Ann Ang’s “sushi” and Gwyneth Teo’s “a slice of Singapore” merges the subtle impacts of sushi in the Singaporean kiasu culture – try one, try all, and try it on offer.
Moving over to the aesthetics, Jon Gresham’s “sushi girl” and Yong Shu Hoong’s “dionysus” question the lines which we may be willing to cross for the sake of a higher level of culinary art. Much like our boundaries we face in achieving our dreams.
Conversely, Yeow Kai Chai’s “landing in gale crater” speaks of sushi as the narrator’s comfort for dreams that could have been.
And Shazlynn May’s “the companion” and Ian Chung’s “kaiten-zushi” speak of the fish-and-vinegar-rice companionship we crave, with sushi almost always being the wasabi that holds the two together. Probably.
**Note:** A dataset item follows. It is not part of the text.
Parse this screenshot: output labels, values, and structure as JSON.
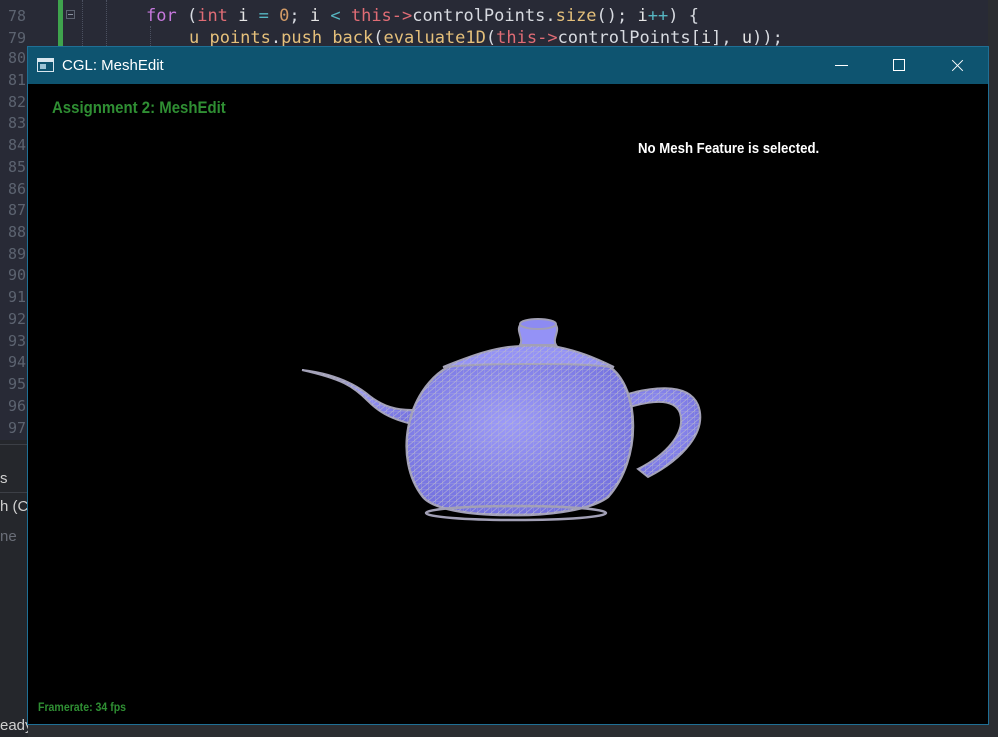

Despite all the wonderful dishes presented in this conveyor belt of stories, my personal favourite probably has to be Cyril Wong’s “sushi” – a subtle piece on the perfect combination and a glimpse behind the dark mind of the one who had his lover over for dinner.
Also, I’m not one to spoil things, but I’m convinced Cyril Wong has either heard of, or has watched Hannibal.